Philippa Cheetham, MD: Obviously, patients are concerned about outcomes and survival, and whether they’re going to be cured or not cured. Do you think it’s fair to say that, regardless of cure, we can guarantee a patient that they don’t need to be in pain and that they don’t need to be suffering with nausea and overwhelming side effects of the disease? Have we gotten to a point, now in palliative care, where we can deal with the symptoms that have a huge impact on patient quality of life, not just life expectancy?
Sara F. Martin, MD: Yes. It’s fair to say that for most patients, or all patients, we should be able to guarantee that you’re not going to have severe, uncontrollable pain. That doesn’t mean that you might not have aches and pains. We should be able to guarantee that you’re not constantly nauseated and constantly vomiting. Those are things that we should be able to guarantee for all patients at this point in medical care.
Philippa Cheetham, MD: And where do you see the future of all these treatment armamentariums? Do you think that we still have a long way to go with lung cancer management?
Sara F. Martin, MD: In terms of symptoms for patients?
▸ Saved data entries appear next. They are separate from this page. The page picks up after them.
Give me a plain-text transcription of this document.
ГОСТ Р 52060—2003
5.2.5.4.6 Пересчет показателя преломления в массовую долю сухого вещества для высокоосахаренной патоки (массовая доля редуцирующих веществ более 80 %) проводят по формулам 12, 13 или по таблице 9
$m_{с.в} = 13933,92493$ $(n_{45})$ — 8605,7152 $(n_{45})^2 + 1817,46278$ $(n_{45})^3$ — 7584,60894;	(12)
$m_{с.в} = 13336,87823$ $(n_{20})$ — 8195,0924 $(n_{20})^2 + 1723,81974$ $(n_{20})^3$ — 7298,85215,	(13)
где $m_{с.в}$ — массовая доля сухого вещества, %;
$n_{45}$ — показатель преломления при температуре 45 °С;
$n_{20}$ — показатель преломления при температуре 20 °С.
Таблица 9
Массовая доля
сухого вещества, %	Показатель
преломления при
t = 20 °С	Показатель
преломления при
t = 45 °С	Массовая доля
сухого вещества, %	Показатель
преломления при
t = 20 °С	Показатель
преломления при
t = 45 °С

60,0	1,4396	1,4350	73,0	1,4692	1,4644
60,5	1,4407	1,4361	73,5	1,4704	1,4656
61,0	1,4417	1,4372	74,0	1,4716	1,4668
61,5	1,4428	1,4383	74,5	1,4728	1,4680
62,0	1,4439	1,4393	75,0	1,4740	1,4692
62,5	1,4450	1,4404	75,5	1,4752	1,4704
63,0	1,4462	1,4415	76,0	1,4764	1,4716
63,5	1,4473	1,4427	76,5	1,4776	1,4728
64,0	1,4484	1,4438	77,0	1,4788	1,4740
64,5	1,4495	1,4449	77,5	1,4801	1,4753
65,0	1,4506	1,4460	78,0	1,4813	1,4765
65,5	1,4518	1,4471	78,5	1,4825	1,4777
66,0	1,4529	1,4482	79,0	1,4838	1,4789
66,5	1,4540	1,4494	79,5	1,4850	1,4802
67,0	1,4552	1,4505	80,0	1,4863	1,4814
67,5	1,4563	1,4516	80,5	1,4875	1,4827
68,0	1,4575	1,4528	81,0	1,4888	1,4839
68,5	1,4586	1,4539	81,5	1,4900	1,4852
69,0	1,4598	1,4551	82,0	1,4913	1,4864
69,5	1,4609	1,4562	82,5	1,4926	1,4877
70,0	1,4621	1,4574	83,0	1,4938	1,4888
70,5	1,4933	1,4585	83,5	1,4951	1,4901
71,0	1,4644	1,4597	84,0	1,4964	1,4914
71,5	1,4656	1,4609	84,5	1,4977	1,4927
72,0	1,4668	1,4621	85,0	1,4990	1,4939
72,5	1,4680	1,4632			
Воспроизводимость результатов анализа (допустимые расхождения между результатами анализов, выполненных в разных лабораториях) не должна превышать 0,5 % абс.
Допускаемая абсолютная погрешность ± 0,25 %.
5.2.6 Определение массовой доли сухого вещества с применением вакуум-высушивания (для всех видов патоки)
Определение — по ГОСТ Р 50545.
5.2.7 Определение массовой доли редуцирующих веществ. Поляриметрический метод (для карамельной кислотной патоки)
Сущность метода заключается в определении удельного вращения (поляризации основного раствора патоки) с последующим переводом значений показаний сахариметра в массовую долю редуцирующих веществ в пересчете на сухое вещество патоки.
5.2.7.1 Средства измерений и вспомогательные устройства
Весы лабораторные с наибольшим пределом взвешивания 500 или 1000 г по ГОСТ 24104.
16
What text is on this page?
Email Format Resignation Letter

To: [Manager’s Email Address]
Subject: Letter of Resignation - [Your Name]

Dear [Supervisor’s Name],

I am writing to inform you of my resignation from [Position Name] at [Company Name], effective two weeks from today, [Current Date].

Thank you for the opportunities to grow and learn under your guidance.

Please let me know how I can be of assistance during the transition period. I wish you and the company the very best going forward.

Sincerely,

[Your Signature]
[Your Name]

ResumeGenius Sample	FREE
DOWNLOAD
Philippa Cheetham, MD: Yes.
Sara F. Martin, MD: I think there will always be new symptoms. The immunotherapies are a great new treatment option. But they have a whole different set of symptoms that patients can develop that we didn’t see with more traditional chemotherapy. So, I think as newer agents come on the market, we’ll be faced with newer symptoms or things to manage from that treatment. It’s really about learning what those are and, then, how to manage them.
Philippa Cheetham, MD: Dr. Osmundson, we know that with the excessive use of antibiotics, there’s now a whole generation of superbugs that have morphed into being able to survive in an environment where they have developed antibiotic resistance. We’re having to develop more and more drugs to deal with that. Do you think that cancer is going to beat all of us? Do you think we’re going to start seeing more aggressive forms that may evolve into being resistant to immunotherapies? The more we throw at these tumor cells, are they likely to potentially evolve into becoming resistant where we’re just kind of chasing it further and further down the line? Or, is this all cyber talk?
Evan C. Osmundson, MD, PhD: I certainly think that with respect to any individual patient’s tumor, it’s a microevolutionary process. You challenge it with different therapies. There will be a subset of cells that will be resistant. I should say that they may or may not be resistant. So, certainly, that’s going to happen based on the kinetics of the tumor. In the long-term, though, I do think that there’s hope for potentially curing stage IV patients. I think we’ve seen it in other diseases. In particular, like head and neck cancer, for example, stage IV patients can potentially be cured. We see it in hodgkins lymphoma. In patients who are technically stage IV, we have cure ability rates greater than 90%. So, I just think that we need more research and more time. Ultimately, with the right teams and the right minds, we’ll be able to enact more cures.
Philippa Cheetham, MD: Well, maybe within a few years, the drug companies will have invented a lung cancer vaccine that we can give to all of our patients. But, in the meantime, thank you so much for all of the work that you do in taking care of patients and educating everyone who is tuning into CURE Connections® today. Thank you so much.